The strengths of present study are that all blood samples were collected from the same subjects and measured together. Thus, we were able to explore the changes of serum 25(OH)D during pregnancy more accurately. Also, the subjects declared that they did not use vitamin D or calcium supplementation before or during pregnancy, which helped us to determine the effects of season and pregnancy per se on changes in vitamin D. Because of the retrospective design of the study, some limitations could not be avoided. One limitation was the sample size; 50 women seem inadequate and we lack non-pregnant samples as controls. A questionnaire was not available, thus some important data were missing, such as BMI; eating habits; use of cigarettes, alcohol, and sunscreen; outdoor activities; parity; and education, which in led to relatively low R2 values in the multiple linear regression model.

Conclusions

We observed a high prevalence of vitamin D deficiency during pregnancy in women from Northeast China who did not use supplementation.
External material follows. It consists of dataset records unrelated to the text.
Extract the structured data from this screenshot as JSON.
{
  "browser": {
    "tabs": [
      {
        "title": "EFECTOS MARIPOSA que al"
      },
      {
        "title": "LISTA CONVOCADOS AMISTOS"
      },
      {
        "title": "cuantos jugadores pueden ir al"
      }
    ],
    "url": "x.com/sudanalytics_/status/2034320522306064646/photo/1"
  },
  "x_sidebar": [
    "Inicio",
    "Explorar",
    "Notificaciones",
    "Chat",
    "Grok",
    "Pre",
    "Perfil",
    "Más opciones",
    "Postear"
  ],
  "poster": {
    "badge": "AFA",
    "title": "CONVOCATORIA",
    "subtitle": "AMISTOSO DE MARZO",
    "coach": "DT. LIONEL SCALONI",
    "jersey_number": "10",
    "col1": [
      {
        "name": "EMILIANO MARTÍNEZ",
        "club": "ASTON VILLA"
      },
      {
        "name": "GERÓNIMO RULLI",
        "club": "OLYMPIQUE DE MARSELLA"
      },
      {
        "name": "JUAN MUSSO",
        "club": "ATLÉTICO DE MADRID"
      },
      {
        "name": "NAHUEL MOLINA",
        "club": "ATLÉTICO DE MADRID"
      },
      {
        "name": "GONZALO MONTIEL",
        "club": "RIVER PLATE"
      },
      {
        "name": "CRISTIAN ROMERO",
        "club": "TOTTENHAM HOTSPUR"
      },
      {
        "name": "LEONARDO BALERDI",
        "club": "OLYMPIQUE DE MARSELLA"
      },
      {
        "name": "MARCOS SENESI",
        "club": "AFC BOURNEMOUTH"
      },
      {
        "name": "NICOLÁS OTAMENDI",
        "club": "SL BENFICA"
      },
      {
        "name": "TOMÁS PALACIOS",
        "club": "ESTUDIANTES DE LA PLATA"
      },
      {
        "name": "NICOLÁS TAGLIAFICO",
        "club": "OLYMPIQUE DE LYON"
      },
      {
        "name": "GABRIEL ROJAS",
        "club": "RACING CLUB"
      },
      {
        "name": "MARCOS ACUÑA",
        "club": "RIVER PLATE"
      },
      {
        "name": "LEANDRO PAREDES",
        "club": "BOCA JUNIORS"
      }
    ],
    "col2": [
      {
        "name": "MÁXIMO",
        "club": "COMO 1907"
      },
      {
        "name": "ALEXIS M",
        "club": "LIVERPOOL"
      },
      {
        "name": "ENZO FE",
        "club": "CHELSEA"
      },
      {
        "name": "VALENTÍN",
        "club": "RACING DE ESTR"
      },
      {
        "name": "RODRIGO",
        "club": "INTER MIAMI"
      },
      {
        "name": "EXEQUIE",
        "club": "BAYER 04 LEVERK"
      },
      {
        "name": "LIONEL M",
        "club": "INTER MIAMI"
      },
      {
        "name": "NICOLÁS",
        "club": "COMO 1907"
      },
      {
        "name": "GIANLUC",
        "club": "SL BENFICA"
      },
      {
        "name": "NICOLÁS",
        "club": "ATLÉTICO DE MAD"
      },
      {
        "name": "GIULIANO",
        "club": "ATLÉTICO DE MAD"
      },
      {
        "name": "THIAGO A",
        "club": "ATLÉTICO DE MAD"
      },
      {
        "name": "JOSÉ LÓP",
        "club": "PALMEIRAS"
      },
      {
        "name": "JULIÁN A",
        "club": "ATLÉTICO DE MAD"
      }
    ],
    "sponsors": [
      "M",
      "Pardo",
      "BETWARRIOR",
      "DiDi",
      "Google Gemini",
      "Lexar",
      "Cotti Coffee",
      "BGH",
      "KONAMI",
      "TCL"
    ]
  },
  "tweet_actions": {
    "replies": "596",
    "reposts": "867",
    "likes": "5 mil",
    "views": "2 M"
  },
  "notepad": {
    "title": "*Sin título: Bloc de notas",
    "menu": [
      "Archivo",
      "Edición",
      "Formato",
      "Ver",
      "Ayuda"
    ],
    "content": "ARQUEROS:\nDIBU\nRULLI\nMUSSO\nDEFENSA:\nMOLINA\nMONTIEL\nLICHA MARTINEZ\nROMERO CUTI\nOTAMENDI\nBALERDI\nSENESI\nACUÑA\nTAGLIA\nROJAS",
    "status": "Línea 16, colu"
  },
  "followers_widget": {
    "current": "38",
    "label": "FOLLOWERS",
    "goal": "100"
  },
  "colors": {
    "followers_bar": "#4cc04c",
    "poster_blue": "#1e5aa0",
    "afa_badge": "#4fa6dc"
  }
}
Supplementation was advocated before and during pregnancy, and we speculate that the daily dose of vitamin D supplementation exceeded 800 IU per day. No significant relationships were observed between 25(OH)D concentrations and thyroid parameters during pregnancy. It is suggested that these two factors may act independently to cause some of the same adverse events seen in pregnant women and their neonates.